In 1710 Richard Steele described the nocturnalization of London’s daily life in a Tatler essay: “we have thus thrown Business and Pleasure into the Hours of Rest, and by that Means made the natural Night but half as long as it should be.” The result was a shift to later rising in the morning, and Steele asserted that “near Two thirds of the Nation lie fast asleep for several hours in broad Day-light.”111 Despite some exaggeration of the numbers of leisurely late sleepers, it is clear that the pleasures of the night were emerging as a significant part of urban daily life. Princes and burghers sanctioned and promoted new levels of nocturnal “Business and Pleasure” in European courts and cities, seeking prestige or profit by lengthening the day. The hours from dusk until dawn were no longer seen only as a threatening time of semi-licit activity or supernatural danger. The old views remained, of course, but courtiers and citizens began to use the night for respectable leisure and sociability. The inclusion of street lighting in Andreä’s1619 Christianopolisreveals the trajectory of new relationships with the night from the sacred to the political and the practical.

The shift of respectable daily activities into the evening and night went beyond the elites who initiated it: bourgeois gentlemen imitated noble fashions, and household servants had to adjust to new cycles of daily time. Court and city authorities used street lighting to sharpen a distinction between their own growing nocturnal sociability and the night life of the “apprentices, boys, maids and such unmarried folk found idly in the streets.” Their attempts to police the urban night through street lighting evoked the resistance of this indigenous nocturnal youth culture. New uses of the night by “persons of quality” thus reshaped daily life for servants, apprentices, and common people in European courts and cities.

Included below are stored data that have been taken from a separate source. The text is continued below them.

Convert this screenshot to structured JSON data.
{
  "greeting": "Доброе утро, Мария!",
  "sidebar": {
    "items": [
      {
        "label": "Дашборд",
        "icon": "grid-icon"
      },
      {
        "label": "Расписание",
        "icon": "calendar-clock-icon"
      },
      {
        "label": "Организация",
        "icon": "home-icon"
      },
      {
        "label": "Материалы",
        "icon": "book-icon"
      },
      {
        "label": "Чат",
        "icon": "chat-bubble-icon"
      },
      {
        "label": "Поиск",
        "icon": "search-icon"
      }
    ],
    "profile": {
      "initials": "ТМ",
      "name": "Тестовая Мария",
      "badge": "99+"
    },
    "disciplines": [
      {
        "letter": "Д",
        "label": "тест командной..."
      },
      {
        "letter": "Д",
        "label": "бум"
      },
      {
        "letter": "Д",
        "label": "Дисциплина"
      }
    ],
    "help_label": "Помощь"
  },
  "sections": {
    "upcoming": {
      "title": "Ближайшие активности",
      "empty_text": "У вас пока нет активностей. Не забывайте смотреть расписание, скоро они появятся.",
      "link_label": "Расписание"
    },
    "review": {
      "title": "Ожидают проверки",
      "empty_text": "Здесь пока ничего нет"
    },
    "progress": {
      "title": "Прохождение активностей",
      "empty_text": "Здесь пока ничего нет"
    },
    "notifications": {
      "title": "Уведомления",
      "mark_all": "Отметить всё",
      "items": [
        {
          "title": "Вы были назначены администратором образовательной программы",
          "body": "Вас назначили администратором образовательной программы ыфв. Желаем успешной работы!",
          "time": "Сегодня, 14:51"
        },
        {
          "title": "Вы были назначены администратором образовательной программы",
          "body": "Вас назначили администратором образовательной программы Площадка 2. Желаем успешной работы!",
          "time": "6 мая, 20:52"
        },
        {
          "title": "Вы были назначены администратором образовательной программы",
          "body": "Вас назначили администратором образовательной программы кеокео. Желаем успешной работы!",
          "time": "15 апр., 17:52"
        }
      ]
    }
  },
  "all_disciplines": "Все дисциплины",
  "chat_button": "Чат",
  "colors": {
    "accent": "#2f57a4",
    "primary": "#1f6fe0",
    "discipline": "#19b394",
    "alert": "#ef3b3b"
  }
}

In Lille, street lighting was intended to protect the townspeople against the nocturnal crimes associated with the thousands of troops suddenly stationed there. French administrators and Lille patricians found a common goal in the policing of the city’s streets at night. The Leipzig case shows how street lighting could bring the courtly night of nocturnal spectacles together with burghers’ interest in increased security and sociability. In Leipzig in 1701 (as in Paris in 1667 and Vienna in 1688) the initiative to illuminate the city came from the court, not from the city council, and the courtier-mayor Franz Conrad Romanus – the direct representative of absolutist government in Leipzig – implemented the street lighting. The Leipzig lanterns were made in imitation of the lanterns of Amsterdam, the most technically advanced of the time. But the political symbolism of the baroque court is evident in their use: the power of illumination, which bedazzled at the Dresden court, now served to secure and beautify Leipzig, at the same time muting resistance to absolutist control over the city council. The night and its illumination thus link the representational needs of baroque monarchs with the practical goals of policing urban public space and time.